Malcolm Wicks: The Department is aware of a wide range of academic and industry studies which look at future world oil supplies, including the peak oil phenomenon, and meets experts regularly to discuss this and other oil market issues.
The Governments assessment is that the worlds oil resources are sufficient to prevent total global oil production peaking before 2030. This is consistent with the assessment made by the International Energy Agency (IEA) in its 2007 World Energy Outlook (WEO).
Norman Baker: To ask the Secretary of State for Business, Enterprise and Regulatory Reform what estimate he has made of the proportion of the UKs energy needs which will be met by UK North Sea reserves in (a) 2008, (b) 2012, (c) 2015, (d) 2020 and (e) 2030. 
Malcolm Wicks: Estimates of the proportion of UK primary energy demand met by UK oil and gas production can be derived from Updated Energy and Carbon Emissions Projections, published alongside the May 2007 Energy White Paper at http://www.berr.gov.uk/files/file39580.pdf, but only for the years 2005, 2010 and 2020.
On the basis of the central production projections, central fossil fuel price assumptions and central estimates of the impact on demand of policy measures in the Energy White Paper included in that paper, the proportion of the UKs energy needs which were or would be met by UK North sea reserves in (a) 2005, (b) 2010 and (c) 2020 are (a) 70 per cent., (b) 58 per cent. and (c) 24 per cent.

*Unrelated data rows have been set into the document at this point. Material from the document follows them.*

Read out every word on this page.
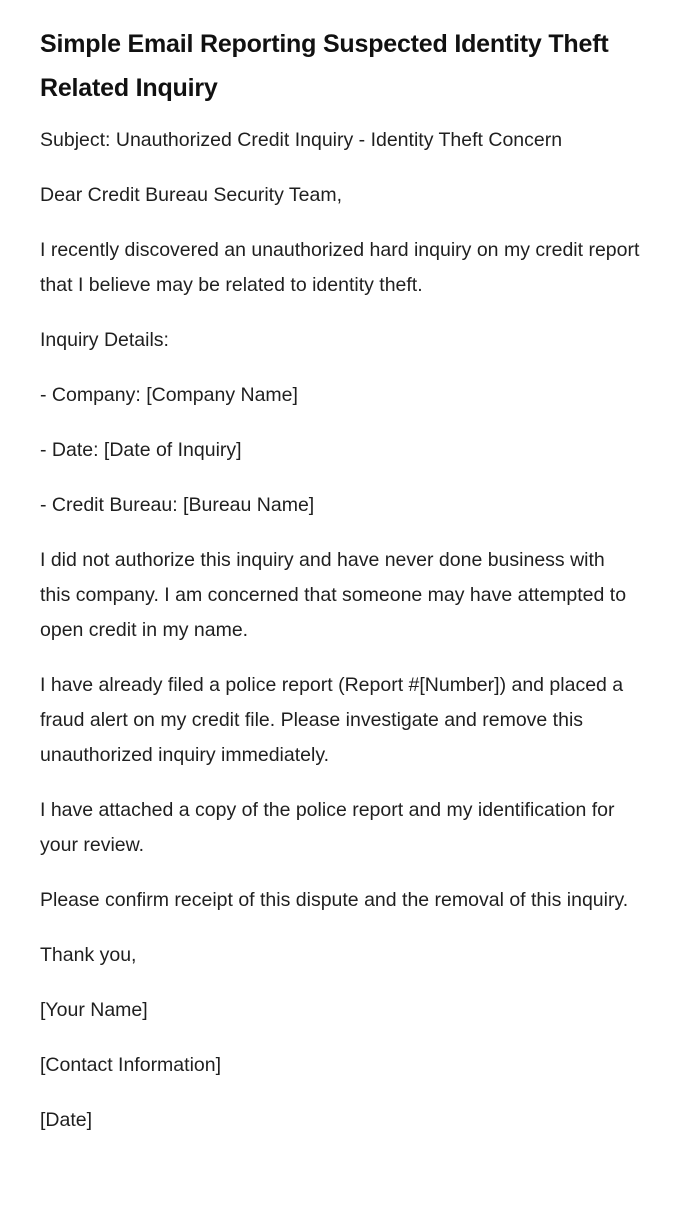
Simple Email Reporting Suspected Identity Theft Related Inquiry

Subject: Unauthorized Credit Inquiry - Identity Theft Concern

Dear Credit Bureau Security Team,

I recently discovered an unauthorized hard inquiry on my credit report that I believe may be related to identity theft.

Inquiry Details:

- Company: [Company Name]

- Date: [Date of Inquiry]

- Credit Bureau: [Bureau Name]

I did not authorize this inquiry and have never done business with this company. I am concerned that someone may have attempted to open credit in my name.

I have already filed a police report (Report #[Number]) and placed a fraud alert on my credit file. Please investigate and remove this unauthorized inquiry immediately.

I have attached a copy of the police report and my identification for your review.

Please confirm receipt of this dispute and the removal of this inquiry.

Thank you,

[Your Name]

[Contact Information]

[Date]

Mr. Tyrie: To ask the Secretary of State for Business, Enterprise and Regulatory Reform how many and what proportion of members of each trade union with a political fund have exercised their right to opt out of the political levy, according to records held by (a) his Department and (b) the Certification Officer. 

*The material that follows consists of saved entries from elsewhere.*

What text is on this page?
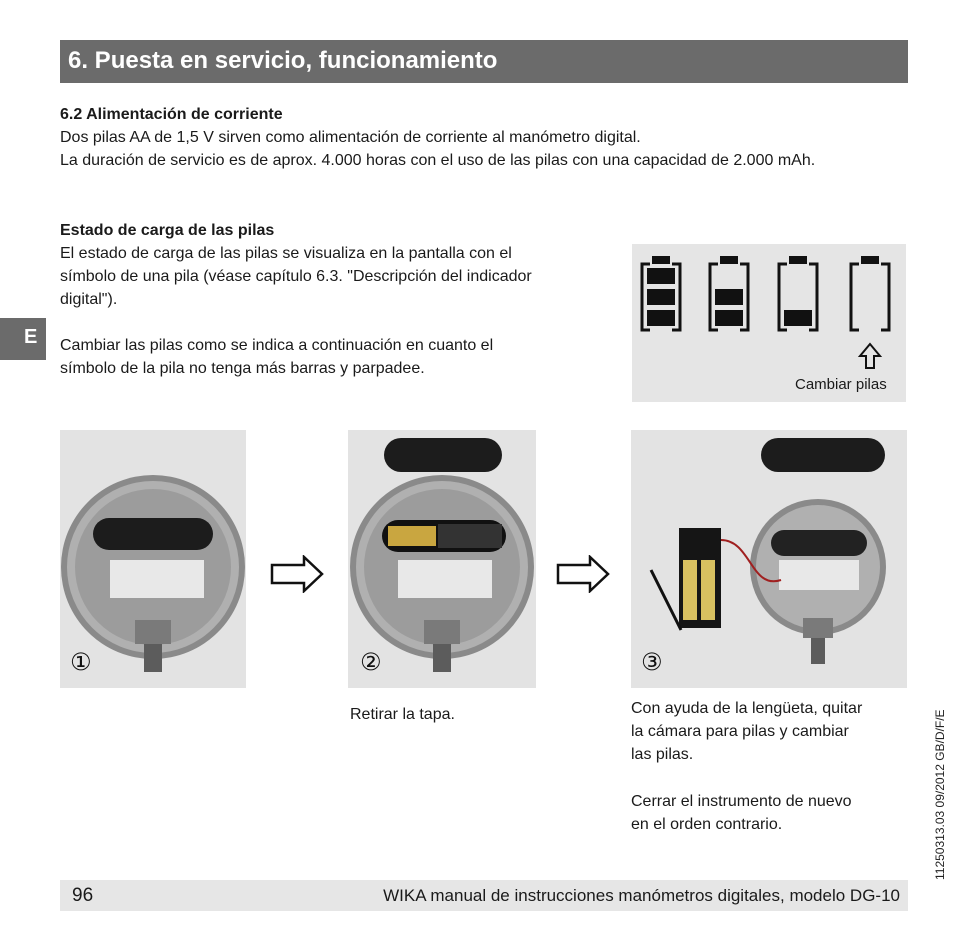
6. Puesta en servicio, funcionamiento
E
6.2 Alimentación de corriente
Dos pilas AA de 1,5 V sirven como alimentación de corriente al manómetro digital.
La duración de servicio es de aprox. 4.000 horas con el uso de las pilas con una capacidad de 2.000 mAh.
Estado de carga de las pilas
El estado de carga de las pilas se visualiza en la pantalla con el
símbolo de una pila (véase capítulo 6.3. "Descripción del indicador
digital").
Cambiar las pilas como se indica a continuación en cuanto el
símbolo de la pila no tenga más barras y parpadee.
Cambiar pilas
①	②
Retirar la tapa.
③
Con ayuda de la lengüeta, quitar
la cámara para pilas y cambiar
las pilas.
Cerrar el instrumento de nuevo
en el orden contrario.
96	WIKA manual de instrucciones manómetros digitales, modelo DG-10
11250313.03 09/2012 GB/D/F/E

The Certification Officer has provided the following figures. These are based on the latest returns made to the Certification Officer by the relevant trade unions. The proportion of members who have exercised their right to opt out of the political levy is calculated against members contributing to the union rather than the total number of members.
|Name||Total number of union members contributing to General Fund||Number of members who have completed an exemption notice and therefore do not contribute to the Political Fund||Number of members who have completed an exemption notice and therefore do not contribute to the Political Fund as a percentage|
Mr. Tyrie: To ask the Secretary of State for Business, Enterprise and Regulatory Reform which trade unions with political funds offer discounted membership or a rebate to union members who opt out of the political levy. 
Mr. McFadden [holding answer 13 December 2007]: When trade union members opt out of contributing to their unions political fund, the union must ensure that they do not make payments to the political fund and their payments to the union must be set or adjusted accordingly. There are no grounds to believe that trade unions with political funds are failing to comply with these legal requirements.
Mr. Weir: To ask the Secretary of State for Business, Enterprise and Regulatory Reform (1) for how long each power station in the United Kingdom has been shut down for (a) safety concerns and (b) essential maintenance in each of the last 10 years; 
Planned or unplanned closures of this nature are commercial and/or technical decisions
for the companies that own and operate the power stations to take in conjunction with the relevant health and safety authorities. My Department therefore does not keep records of the operating decisions of individual power stations.